I was deeply disturbed by this. I immediately got out my reusable grocery bags, popped one in my purse and vowed to never accept a plastic bag from the store again. I called my electric company and agreed to pay the additional fees if my energy would come from wind/solar sources (actually this is only a 35 dollar a year increase), I started using Tupperware instead of disposable packaging for everything, and I began reusing packaging if I couldn’t recycle it.

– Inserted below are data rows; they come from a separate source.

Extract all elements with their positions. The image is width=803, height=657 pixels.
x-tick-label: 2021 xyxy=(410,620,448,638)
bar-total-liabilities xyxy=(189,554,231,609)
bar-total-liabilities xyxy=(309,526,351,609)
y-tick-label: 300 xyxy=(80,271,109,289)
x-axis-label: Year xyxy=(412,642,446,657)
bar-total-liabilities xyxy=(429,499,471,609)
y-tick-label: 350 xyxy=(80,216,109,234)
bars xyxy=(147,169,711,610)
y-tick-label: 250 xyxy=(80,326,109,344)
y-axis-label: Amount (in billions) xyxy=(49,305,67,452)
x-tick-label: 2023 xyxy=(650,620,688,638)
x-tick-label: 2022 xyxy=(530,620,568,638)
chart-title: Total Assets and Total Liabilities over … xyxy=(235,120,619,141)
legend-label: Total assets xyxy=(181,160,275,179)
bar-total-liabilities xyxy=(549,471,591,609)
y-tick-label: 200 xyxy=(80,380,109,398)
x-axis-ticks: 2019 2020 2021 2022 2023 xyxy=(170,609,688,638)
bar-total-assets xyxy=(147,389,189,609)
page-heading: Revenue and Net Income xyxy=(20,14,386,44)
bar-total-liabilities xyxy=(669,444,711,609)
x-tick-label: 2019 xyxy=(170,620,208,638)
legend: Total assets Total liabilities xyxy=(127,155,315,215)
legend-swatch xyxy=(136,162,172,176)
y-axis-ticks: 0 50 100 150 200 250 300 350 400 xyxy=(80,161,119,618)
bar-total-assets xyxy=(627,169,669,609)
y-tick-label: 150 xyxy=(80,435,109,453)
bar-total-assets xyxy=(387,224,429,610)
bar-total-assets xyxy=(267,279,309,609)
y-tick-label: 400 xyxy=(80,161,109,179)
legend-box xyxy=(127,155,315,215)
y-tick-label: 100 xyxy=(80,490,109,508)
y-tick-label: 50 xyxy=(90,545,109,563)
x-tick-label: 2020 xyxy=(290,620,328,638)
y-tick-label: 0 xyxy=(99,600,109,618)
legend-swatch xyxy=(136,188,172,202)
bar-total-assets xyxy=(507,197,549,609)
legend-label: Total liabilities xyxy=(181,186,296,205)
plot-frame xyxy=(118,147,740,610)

While I’m not as good as some others about my plastic bag use and recycling, I do feel more conscientious about my impact on the world and how my day to day existence ripples out and into the world. Until recently I thought who I was and the impact I made on the world was limited to the type of person I was, how I treated others, and the values that I believed in. It wasn’t until lately that I realized the impact we make extends well beyond our family or friends and the things we do for a living and the friends we make and how we treat them. The impact exists even in the smallest actions. A smile, a bit of respect, even something as small as declining a plastic bag has an effect, its all just a matter of being conscious of not just who or what you love, but the world in general around you. Because unlike what your mother told you, the world (to a small extent) does revolve around you.

Tuesday, October 6, 2009

Criminal Minds

After discovering that TDH was wanted by the DMV of the State of Connecticut I spent a few moments congratulating myself that the guy I was seeing wasn’t wanted for burglary or arson, a real achievement when I consider Boston’s assortment of single men (Craigslist Killer anyone????). I then called Grizzly to inform him that he had overcome hurdle #26. Rather than be positive about the happy news I was delivering him, TDH reacted poorly. Apparently he felt violated, and he couldn’t believe that someone as liberal as me, who routinely spit and hissed about the Patriot Act, saw no problem with her father using his position of power to investigate the helpless who tried to date her. He then spent some time vehemently denying that he had committed any offense to Connecticut worthy of having his license seized.

Big Bill’s response to the allegations of privacy invasion, “Better to find out your license is suspended when you aren’t pulled over in Connecticut…cause then it would be off to a group holding cell in the County jail. Then you’d find out what real violation is.”

I was not sure if that was a veiled threat or not.